O Jane’s bebia da fonte de Led Zeppelin, Black Sabbath, Rolling Stones e Velvet Underground para suas influências clássicas. A partir daí, eram incorporados elementos mais contemporâneos de pós-punk e avant-garde.

Ao longo de seus primeiros três anos de existência, o Jane’s foi se tornando uma das bandas mais importantes da cena underground de LA. Construíram em torno de seus shows na boate Scream um ambiente artístico com várias demonstrações contraculturais.

Isso foi suficiente para atraírem atenção da Warner, que lhes ofereceu um adiantamento entre 250 mil e 300 mil dólares em 1987 para o disco de estreia. Entretanto, ao invés de um álbum de estúdio, o Jane’s decidiu fazer sua introdução ao mundo na forma de um registro ao vivo, homônimo, lançado em maio de 1987 pela Triple X Records.

À Billboard, Farrell comentou sobre o disco ao vivo “Jane’s Addiction”:

“Era quase como eu fazendo uma estátua para comemorar como a gente soava, mas não como uma gravação de estúdio. Eu sabia que nunca soaríamos daquele jeito novamente. Éramos completamente livres e selvagens, e não tínhamos elos com nenhuma corporação. Eu falava de gravadoras tipo: ‘todos os caras barrigudos lá, que acham que vão conseguir o Jane’s Addiction, eles podem ir à m#rda’. Mas eu sabia que a gente iria para a Warner Brothers.”

Durante as negociações do contrato com a Warner, Farrell usou o controle que tinha sobre os outros integrantes para conseguir uma parcela enorme dos direitos autorais.
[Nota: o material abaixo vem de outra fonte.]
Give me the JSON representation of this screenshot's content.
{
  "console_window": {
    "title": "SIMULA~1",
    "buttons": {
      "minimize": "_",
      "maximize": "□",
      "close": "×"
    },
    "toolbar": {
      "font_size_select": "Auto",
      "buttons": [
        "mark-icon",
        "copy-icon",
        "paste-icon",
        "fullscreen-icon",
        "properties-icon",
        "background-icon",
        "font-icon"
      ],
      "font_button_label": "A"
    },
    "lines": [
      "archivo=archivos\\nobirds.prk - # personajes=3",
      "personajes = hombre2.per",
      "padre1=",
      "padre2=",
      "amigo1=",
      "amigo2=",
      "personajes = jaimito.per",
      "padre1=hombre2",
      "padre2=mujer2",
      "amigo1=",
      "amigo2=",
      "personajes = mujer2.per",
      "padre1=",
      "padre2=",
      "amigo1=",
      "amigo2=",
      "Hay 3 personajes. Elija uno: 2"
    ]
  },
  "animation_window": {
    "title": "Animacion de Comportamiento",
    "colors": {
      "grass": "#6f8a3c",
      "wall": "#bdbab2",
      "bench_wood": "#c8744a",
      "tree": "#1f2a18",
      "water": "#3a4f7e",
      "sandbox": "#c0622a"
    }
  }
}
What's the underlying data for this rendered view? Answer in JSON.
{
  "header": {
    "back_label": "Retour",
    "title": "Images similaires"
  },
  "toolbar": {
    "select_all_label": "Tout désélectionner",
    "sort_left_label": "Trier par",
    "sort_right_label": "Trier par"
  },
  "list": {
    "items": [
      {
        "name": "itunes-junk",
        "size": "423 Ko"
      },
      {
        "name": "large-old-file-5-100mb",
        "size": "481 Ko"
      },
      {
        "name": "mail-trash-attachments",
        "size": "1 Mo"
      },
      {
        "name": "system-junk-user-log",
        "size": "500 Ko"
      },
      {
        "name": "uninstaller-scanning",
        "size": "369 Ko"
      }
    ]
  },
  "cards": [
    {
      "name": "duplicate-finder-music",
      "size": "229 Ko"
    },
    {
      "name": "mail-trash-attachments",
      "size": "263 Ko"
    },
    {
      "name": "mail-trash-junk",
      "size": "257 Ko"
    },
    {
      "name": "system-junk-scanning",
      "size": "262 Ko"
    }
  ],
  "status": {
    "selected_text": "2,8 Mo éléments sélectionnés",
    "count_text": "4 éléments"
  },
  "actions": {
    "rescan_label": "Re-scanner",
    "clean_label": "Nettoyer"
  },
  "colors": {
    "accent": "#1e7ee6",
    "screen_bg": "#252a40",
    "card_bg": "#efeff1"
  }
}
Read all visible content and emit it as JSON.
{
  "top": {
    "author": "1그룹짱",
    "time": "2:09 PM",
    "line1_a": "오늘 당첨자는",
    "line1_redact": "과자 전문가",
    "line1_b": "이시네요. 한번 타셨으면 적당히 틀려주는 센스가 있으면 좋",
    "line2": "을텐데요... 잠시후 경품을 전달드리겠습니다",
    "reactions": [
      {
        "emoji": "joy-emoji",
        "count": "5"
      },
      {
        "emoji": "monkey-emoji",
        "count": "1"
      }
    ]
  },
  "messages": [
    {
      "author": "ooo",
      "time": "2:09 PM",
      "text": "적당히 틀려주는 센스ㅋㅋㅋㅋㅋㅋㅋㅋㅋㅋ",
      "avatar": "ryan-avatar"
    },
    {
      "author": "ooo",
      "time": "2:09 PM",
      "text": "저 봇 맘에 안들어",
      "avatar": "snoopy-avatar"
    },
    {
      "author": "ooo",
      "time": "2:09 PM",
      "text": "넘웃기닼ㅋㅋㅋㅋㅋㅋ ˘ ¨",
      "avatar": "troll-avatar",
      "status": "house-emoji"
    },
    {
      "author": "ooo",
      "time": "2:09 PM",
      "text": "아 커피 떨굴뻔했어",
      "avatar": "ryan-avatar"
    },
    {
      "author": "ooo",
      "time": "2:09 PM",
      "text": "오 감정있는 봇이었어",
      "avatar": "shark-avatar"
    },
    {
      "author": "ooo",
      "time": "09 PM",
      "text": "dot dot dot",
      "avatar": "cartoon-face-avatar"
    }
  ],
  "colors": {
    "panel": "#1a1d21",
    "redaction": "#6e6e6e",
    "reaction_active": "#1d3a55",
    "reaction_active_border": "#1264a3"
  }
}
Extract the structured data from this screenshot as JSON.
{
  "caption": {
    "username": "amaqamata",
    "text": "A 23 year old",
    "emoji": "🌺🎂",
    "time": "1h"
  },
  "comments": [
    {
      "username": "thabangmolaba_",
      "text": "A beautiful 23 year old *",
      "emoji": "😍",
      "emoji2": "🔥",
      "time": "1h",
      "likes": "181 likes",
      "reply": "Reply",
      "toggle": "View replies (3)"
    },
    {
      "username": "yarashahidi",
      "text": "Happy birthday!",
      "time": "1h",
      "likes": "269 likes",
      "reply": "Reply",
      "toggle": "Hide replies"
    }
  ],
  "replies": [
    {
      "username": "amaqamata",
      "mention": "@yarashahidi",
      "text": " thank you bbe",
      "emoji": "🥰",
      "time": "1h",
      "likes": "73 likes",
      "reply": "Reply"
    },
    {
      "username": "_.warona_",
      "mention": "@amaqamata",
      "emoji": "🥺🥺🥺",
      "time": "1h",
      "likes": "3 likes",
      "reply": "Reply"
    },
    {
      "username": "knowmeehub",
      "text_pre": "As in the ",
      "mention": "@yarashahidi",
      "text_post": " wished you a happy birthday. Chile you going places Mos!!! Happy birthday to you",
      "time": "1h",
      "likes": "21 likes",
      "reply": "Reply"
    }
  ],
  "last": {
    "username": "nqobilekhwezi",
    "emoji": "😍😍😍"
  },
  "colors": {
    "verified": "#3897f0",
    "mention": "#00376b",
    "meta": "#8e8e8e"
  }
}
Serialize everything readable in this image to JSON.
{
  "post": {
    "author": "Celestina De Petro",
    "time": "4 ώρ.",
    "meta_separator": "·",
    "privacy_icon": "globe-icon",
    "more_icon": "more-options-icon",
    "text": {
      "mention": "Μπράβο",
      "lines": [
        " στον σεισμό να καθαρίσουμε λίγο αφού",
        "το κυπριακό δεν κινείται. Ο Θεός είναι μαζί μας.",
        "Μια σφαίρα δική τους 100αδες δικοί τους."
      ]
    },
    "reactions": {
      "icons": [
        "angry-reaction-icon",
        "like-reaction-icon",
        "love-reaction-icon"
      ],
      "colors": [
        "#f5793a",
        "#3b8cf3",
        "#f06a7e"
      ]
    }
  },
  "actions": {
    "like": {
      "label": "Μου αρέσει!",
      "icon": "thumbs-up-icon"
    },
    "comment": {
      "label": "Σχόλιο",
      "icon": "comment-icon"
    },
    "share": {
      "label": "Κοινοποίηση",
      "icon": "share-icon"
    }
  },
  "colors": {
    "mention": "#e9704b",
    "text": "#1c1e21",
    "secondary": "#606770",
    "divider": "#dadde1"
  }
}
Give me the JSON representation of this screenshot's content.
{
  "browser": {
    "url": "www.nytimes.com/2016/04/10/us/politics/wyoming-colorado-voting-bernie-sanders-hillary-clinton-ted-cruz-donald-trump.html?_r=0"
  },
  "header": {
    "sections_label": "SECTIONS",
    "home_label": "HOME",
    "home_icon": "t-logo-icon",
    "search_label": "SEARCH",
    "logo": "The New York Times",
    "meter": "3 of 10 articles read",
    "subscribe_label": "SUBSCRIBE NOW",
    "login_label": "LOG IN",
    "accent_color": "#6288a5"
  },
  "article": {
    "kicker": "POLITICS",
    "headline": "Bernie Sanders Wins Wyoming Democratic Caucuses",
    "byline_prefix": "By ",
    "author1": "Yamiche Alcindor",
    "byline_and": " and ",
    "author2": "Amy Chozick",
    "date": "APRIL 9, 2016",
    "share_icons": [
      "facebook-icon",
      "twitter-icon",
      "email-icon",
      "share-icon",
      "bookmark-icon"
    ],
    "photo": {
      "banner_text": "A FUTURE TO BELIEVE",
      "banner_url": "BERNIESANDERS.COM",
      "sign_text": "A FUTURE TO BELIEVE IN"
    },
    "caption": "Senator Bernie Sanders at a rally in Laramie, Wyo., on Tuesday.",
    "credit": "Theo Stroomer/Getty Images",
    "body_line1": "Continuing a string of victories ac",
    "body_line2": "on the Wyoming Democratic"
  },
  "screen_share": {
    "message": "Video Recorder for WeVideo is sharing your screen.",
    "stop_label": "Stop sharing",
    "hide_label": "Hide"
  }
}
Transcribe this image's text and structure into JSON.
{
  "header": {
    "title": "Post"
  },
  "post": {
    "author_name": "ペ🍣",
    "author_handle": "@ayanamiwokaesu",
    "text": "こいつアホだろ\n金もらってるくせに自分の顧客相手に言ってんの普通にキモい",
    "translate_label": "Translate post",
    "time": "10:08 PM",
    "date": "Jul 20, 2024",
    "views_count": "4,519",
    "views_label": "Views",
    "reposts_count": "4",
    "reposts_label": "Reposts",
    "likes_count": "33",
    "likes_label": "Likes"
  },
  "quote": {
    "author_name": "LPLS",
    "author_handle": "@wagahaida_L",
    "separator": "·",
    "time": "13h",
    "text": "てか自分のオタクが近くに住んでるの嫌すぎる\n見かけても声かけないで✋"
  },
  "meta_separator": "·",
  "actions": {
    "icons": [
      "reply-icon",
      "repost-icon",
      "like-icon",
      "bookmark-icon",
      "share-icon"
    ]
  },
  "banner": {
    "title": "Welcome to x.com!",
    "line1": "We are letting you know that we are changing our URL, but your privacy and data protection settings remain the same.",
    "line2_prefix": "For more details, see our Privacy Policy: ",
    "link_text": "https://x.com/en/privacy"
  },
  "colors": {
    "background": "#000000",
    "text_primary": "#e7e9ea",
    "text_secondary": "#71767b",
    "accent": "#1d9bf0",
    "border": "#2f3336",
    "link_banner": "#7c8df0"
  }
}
Metade da renda proveniente das canções iria para Farrell por ter escrito as letras. Além disso, o vocalista ainda teria direito a mais 12,5%, ou seja, um quarto da outra metade, por sua contribuição musical. A banda chegou a terminar por causa disso, mas após sessões de apaziguamento entre as partes, os quatro integrantes decidiram continuar em frente – mesmo com essa divisão desigual.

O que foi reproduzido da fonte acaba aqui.